Friday, March 21, 2008

We Need to Believe

I heard an interesting quote today: "Fear is a poor counselor."

Many folks, perhaps reacting to fear (crime, the economy, terrorism), perhaps lacking a decent education, perhaps mislead by their religious leaders (many of them know better, but fear to speak out, while others buy the creationist lies) believe that a return to a traditional faith is the only hope for a moral society, and that any enemy of religion must be their enemy as well.

Science, especially in its articulation of evolution, confronts us with a much different cosmology than the spirit-driven mystery that is the world of faith. For those who hold a religious worldview, faith's bona fides are all about us - tornadoes are retribution, an earthquake is punishment, spring rain a numinous act of blessing - aimed directly at me and my community. Parking spaces are held open, synchonicities abound, everything happens for a reason.

Science has cracked open that perspective, and lays bare a series of natural processes.

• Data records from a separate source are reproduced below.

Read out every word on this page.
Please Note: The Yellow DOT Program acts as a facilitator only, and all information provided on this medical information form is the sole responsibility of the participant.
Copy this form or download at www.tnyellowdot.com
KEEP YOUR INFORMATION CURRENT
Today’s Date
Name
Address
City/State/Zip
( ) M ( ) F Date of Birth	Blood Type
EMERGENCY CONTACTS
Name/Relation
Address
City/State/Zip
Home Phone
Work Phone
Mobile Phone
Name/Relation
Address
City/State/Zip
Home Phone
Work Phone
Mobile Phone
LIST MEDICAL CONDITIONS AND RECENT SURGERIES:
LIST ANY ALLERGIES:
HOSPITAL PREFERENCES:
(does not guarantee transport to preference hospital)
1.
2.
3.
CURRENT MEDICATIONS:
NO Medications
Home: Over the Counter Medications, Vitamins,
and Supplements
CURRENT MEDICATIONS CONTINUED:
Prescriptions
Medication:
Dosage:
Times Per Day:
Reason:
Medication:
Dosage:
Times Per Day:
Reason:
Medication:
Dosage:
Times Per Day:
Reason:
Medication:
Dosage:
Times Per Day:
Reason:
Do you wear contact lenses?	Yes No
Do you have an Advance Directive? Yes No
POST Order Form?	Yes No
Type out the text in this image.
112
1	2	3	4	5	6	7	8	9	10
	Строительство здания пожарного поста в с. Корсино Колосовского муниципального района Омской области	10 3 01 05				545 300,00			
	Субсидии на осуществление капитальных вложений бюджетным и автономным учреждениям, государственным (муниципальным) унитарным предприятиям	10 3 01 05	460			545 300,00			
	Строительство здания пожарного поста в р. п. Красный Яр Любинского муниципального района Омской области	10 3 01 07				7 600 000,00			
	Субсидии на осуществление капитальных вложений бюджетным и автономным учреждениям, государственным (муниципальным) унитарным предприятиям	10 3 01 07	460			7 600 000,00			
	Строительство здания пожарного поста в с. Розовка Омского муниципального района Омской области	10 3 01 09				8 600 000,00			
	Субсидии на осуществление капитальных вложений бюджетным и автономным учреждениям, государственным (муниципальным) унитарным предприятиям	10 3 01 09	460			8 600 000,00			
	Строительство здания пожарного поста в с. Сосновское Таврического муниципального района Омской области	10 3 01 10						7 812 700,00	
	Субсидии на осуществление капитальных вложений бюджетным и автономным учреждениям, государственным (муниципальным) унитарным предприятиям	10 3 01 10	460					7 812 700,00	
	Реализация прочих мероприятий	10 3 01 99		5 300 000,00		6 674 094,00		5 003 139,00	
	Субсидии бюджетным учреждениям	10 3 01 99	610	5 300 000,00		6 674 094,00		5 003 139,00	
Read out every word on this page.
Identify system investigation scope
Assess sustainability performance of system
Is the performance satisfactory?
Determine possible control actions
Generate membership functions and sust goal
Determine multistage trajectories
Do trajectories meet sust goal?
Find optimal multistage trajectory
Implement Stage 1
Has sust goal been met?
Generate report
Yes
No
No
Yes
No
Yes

No storehouses of snow, no god striding the dome of heaven, hurling thunderbolts at the wicked. That the earth is simply following a process, is indifferent to us, has no conscious awareness of us, no message for us, no lesson to teach us - is not something people want to accept or bear.

People believe creationism because it is a lie they want to be true- and they'd rather accept that lie than face the implications of the universe we actually live in. They find the lie of creationism actually fits their experience of life better than the truth of evolution.

Given that science (which was embraced because folks understood it to offer a secular version of the Prosperity Gospel) has failed to offer a coherent narrative and ethic to replace religion, why should we be surprised that folks go back to faith? After all, we are literally evolved to embrace a supernatural view of the world, and if science steadfastly refuses to offer anything to believe in, then people will have to find their own beliefs (for we will believe). For some, this is traditional religion, but for others it is new age mysticism, UFO-ology, resurgent nationalism, paganism - something, anything, rather than nothing.

So I think that science does need to articulate a coherent story, and put it into terms that can be comprehended by our brains as they evolved, not as we might wish them to be.

There is design, just not an intelligent designer. Even the ID folks understand the distinction - which is why they did not simply call their idea Design Theory. They know things are designed - by evolution. They needed to go further and stipulate that world we see is the work of not just evolution, but as well, the occasional intervention of an Intelligent Designer. Our response ought to be to acknowledge the design, but also to demonstrate the power of evolution as a designer. And then go further, and demonstrate that the world-as-it-is-designed fits much better with the idea of evolution-as-designer than with an intelligent-being-as-designer.

2 comments:

Anonymous said...

You claim far too much for science; it can't even explain how the universe began, much less life, consciousnes, or objective reason.

Or, there are many theories, but nothing even close to being demonstrably repeatable.

That said, I keep in mind that the world does not give a damn about me...that it won't help me...and that it can't even it it would.

My only hope for a future is with the Lord Jesus Christ.

Your false gospel offers nothing.

Greg Myers said...

Well, good then. I hope things go well for you.